The Time is Now For Law School Clinics

Court roomLaw Schools: This Is The Moment—For Clinics

 
Don’t look now, current and future law students. Here comes your practical training. And it’s about time. Gone are the days of hours of copious note-taking and seemingly endless lectures. Employers want practice-ready lawyers. And law schools are increasingly figuring out ways to make their graduates as practice-ready as possible.
This week, Karen Sloan of The National Law Journal did a fantastic job of highlighting some of the more better-known and successful law school clinics. The American Bar Association now requires all graduates of accredited law schools to have at least six hours of experiential credits. Currently, six law schools require all graduates to complete at least one clinic. An additional 40 schools guarantee every student a seat in a clinic if they want it.
“Even before [the new ABA requirement], we were seeing legal education embrace the necessity for a deeper level of learning,” Janet Thompson Jackson, a clinical professor at Washburn University School of Law and co-president of the Clinical Legal Education Association, told The National Law Journal. “Some of this is generated by employers.”
When compared with other professions, the influx in clinics makes sense.
“When you think about medical school, those students are seeing patients and cutting up cadavers,” Joel Bernstein, of Brooklyn Law School, told the Journal. “They’re doing all sorts of stuff from almost the first week of the program. In our profession, until clinics started to become a big part of the educational process, people were just thrown in.”
One trend in law school clinics is specificity. One example of that is a clinic held at Loyola Law School in Los Angeles. The school opened its Fashion Law Clinic in 2014, which focuses solely on (you guessed it) issues revolving around the world of fashion. Some cases have dealt with intellectual property (like conflicting names of fashion brands). In other cases, students have helped business ideas come to legal fruition.
“When creative people have an idea, they’re attached to that idea emotionally,” Ted Nguyen, a student in the clinic told the Journal. “They don’t think about the logistics or the execution.”
Some students are gaining more than just practical experience. When Eric O’Connor graduated from Loyola last year, one of the clients he worked for during the clinic hired his solo practice to continue legal guidance.

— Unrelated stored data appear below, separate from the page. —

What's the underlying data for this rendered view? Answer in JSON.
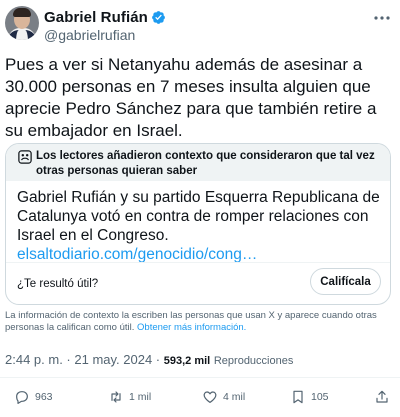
{
  "author": {
    "display_name": "Gabriel Rufián",
    "handle": "@gabrielrufian"
  },
  "tweet": {
    "text": "Pues a ver si Netanyahu además de asesinar a 30.000 personas en 7 meses insulta alguien que aprecie Pedro Sánchez para que también retire a su embajador en Israel."
  },
  "community_note": {
    "title": "Los lectores añadieron contexto que consideraron que tal vez otras personas quieran saber",
    "body": "Gabriel Rufián y su partido Esquerra Republicana de Catalunya votó en contra de romper relaciones con Israel en el Congreso.",
    "link": "elsaltodiario.com/genocidio/cong…",
    "question": "¿Te resultó útil?",
    "rate_label": "Califícala"
  },
  "context_info": {
    "text": "La información de contexto la escriben las personas que usan X y aparece cuando otras personas la califican como útil.",
    "link": "Obtener más información."
  },
  "meta": {
    "time": "2:44 p. m.",
    "separator": " · ",
    "date": "21 may. 2024",
    "views": "593,2 mil",
    "views_label": "Reproducciones"
  },
  "actions": {
    "replies": "963",
    "retweets": "1 mil",
    "likes": "4 mil",
    "bookmarks": "105"
  },
  "icons": {
    "verified": "verified-badge-icon",
    "more": "more-icon",
    "note": "community-note-icon",
    "reply": "reply-icon",
    "retweet": "retweet-icon",
    "like": "like-icon",
    "bookmark": "bookmark-icon",
    "share": "share-icon"
  },
  "colors": {
    "accent": "#1d9bf0",
    "text": "#0f1419",
    "secondary": "#536471",
    "border": "#cfd9de"
  }
}
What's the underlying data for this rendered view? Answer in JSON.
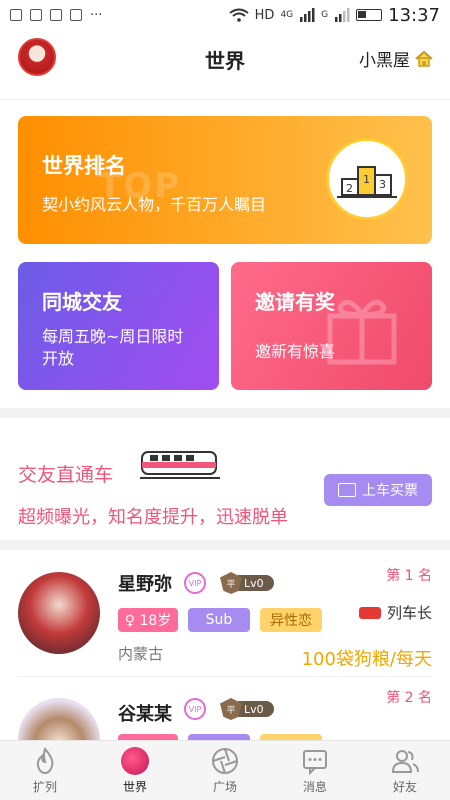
{
  "status_bar": {
    "network": "HD",
    "signal_4g": "4G",
    "signal_g": "G",
    "time": "13:37"
  },
  "header": {
    "title": "世界",
    "room_link": "小黑屋"
  },
  "cards": {
    "ranking": {
      "title": "世界排名",
      "subtitle": "契小约风云人物，千百万人瞩目",
      "watermark": "TOP"
    },
    "city": {
      "title": "同城交友",
      "subtitle": "每周五晚~周日限时开放"
    },
    "invite": {
      "title": "邀请有奖",
      "subtitle": "邀新有惊喜"
    }
  },
  "promo": {
    "title": "交友直通车",
    "subtitle": "超频曝光，知名度提升，迅速脱单",
    "button": "上车买票"
  },
  "users": [
    {
      "place": "第 1 名",
      "name": "星野弥",
      "level": "Lv0",
      "age": "♀ 18岁",
      "role": "Sub",
      "orientation": "异性恋",
      "location": "内蒙古",
      "title": "列车长",
      "reward": "100袋狗粮/每天"
    },
    {
      "place": "第 2 名",
      "name": "谷某某",
      "level": "Lv0"
    }
  ],
  "tabs": [
    {
      "label": "扩列"
    },
    {
      "label": "世界"
    },
    {
      "label": "广场"
    },
    {
      "label": "消息"
    },
    {
      "label": "好友"
    }
  ]
}
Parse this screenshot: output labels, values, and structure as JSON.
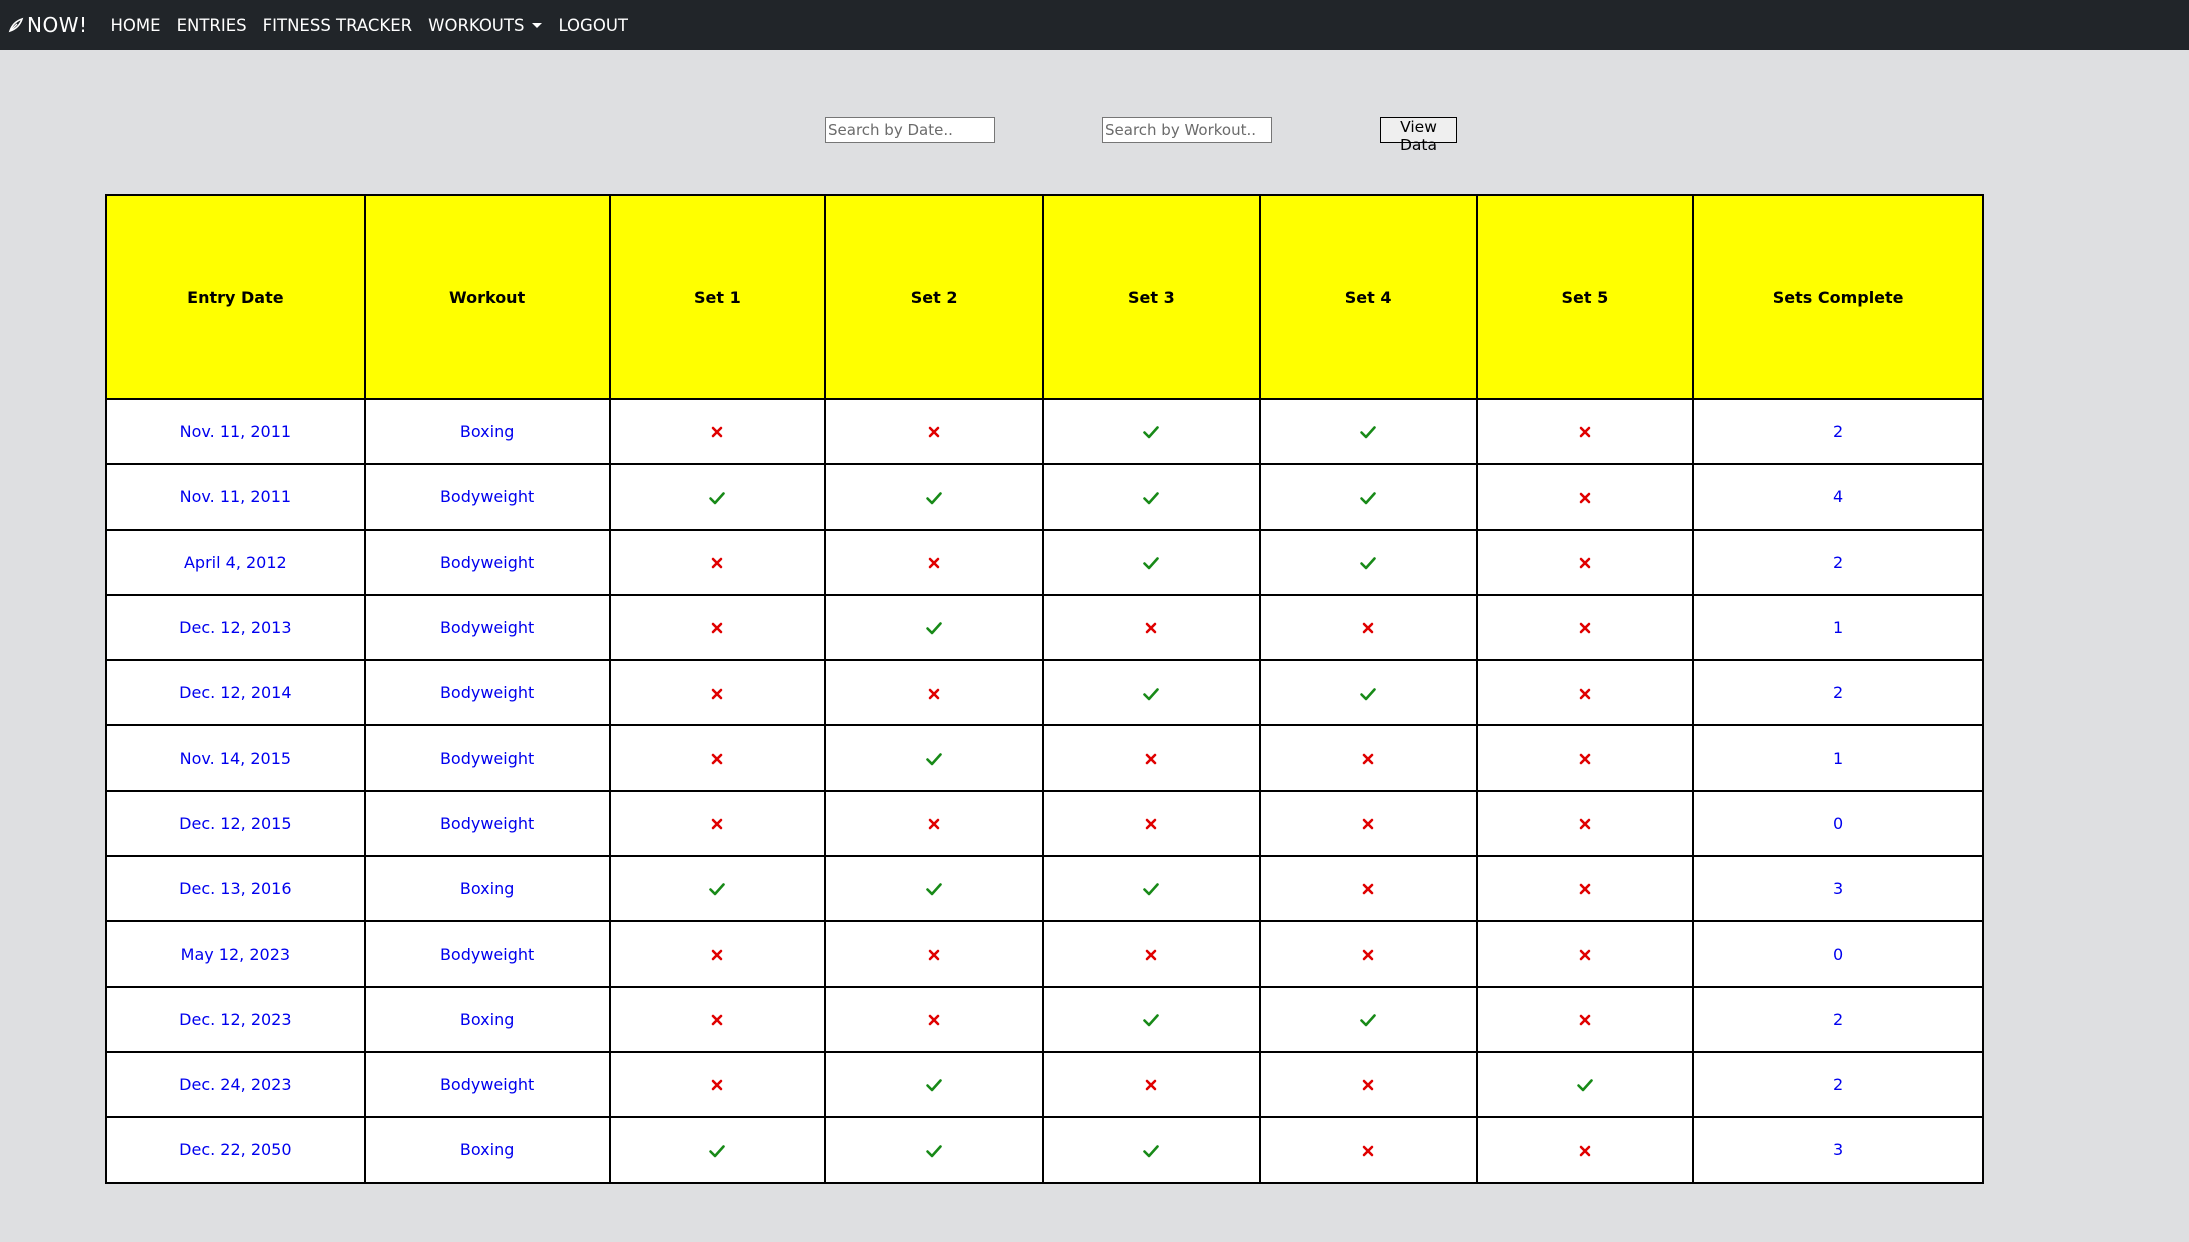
{
  "nav": {
    "brand": "NOW!",
    "links": [
      "HOME",
      "ENTRIES",
      "FITNESS TRACKER",
      "WORKOUTS",
      "LOGOUT"
    ]
  },
  "search": {
    "date_placeholder": "Search by Date..",
    "workout_placeholder": "Search by Workout..",
    "button_label": "View Data"
  },
  "colors": {
    "navbar": "#212529",
    "header_bg": "#ffff00",
    "link_text": "#0000ee",
    "check": "#188a18",
    "cross": "#e00000"
  },
  "table": {
    "headers": [
      "Entry Date",
      "Workout",
      "Set 1",
      "Set 2",
      "Set 3",
      "Set 4",
      "Set 5",
      "Sets Complete"
    ],
    "rows": [
      {
        "date": "Nov. 11, 2011",
        "workout": "Boxing",
        "sets": [
          false,
          false,
          true,
          true,
          false
        ],
        "complete": "2"
      },
      {
        "date": "Nov. 11, 2011",
        "workout": "Bodyweight",
        "sets": [
          true,
          true,
          true,
          true,
          false
        ],
        "complete": "4"
      },
      {
        "date": "April 4, 2012",
        "workout": "Bodyweight",
        "sets": [
          false,
          false,
          true,
          true,
          false
        ],
        "complete": "2"
      },
      {
        "date": "Dec. 12, 2013",
        "workout": "Bodyweight",
        "sets": [
          false,
          true,
          false,
          false,
          false
        ],
        "complete": "1"
      },
      {
        "date": "Dec. 12, 2014",
        "workout": "Bodyweight",
        "sets": [
          false,
          false,
          true,
          true,
          false
        ],
        "complete": "2"
      },
      {
        "date": "Nov. 14, 2015",
        "workout": "Bodyweight",
        "sets": [
          false,
          true,
          false,
          false,
          false
        ],
        "complete": "1"
      },
      {
        "date": "Dec. 12, 2015",
        "workout": "Bodyweight",
        "sets": [
          false,
          false,
          false,
          false,
          false
        ],
        "complete": "0"
      },
      {
        "date": "Dec. 13, 2016",
        "workout": "Boxing",
        "sets": [
          true,
          true,
          true,
          false,
          false
        ],
        "complete": "3"
      },
      {
        "date": "May 12, 2023",
        "workout": "Bodyweight",
        "sets": [
          false,
          false,
          false,
          false,
          false
        ],
        "complete": "0"
      },
      {
        "date": "Dec. 12, 2023",
        "workout": "Boxing",
        "sets": [
          false,
          false,
          true,
          true,
          false
        ],
        "complete": "2"
      },
      {
        "date": "Dec. 24, 2023",
        "workout": "Bodyweight",
        "sets": [
          false,
          true,
          false,
          false,
          true
        ],
        "complete": "2"
      },
      {
        "date": "Dec. 22, 2050",
        "workout": "Boxing",
        "sets": [
          true,
          true,
          true,
          false,
          false
        ],
        "complete": "3"
      }
    ]
  }
}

Other schools that offer small business and entrepreneurial-minded clinics include: George Washington University, the University of Michigan and the University of Southern California.
When many think about clinics, the term pro bono comes to mind. Indeed, many schools do provide pro bono clinics for clients who otherwise wouldn’t be able to afford legal services. However, the University of Virginia also maintains a long-standing Supreme Court clinic.
The Supreme Court Litigation Clinic places students alongside Supreme Court litigators. Stanford Law School pioneered the concept in 2004 and Virginia launched its program in 2006. Now nearly all major law schools across the country have some form of Supreme Court clinic. At best, a Supreme Court clinic provides law students with some intense and beneficial experiences. On the other hand, litigators, who have largely been in the Supreme Court game for a while, get some fresh ideas.
“Sometimes when you need people to think outside the box, the best candidates are those who haven’t been in the box very long,” Joel Johnson, who spent the past academic year in the Supreme Court Litigation Clinic at Virginia, told the Journal.
Other schools with long-standing and successful Supreme Court clinics are the University of California at Los Angeles, the University of Texas and Yale.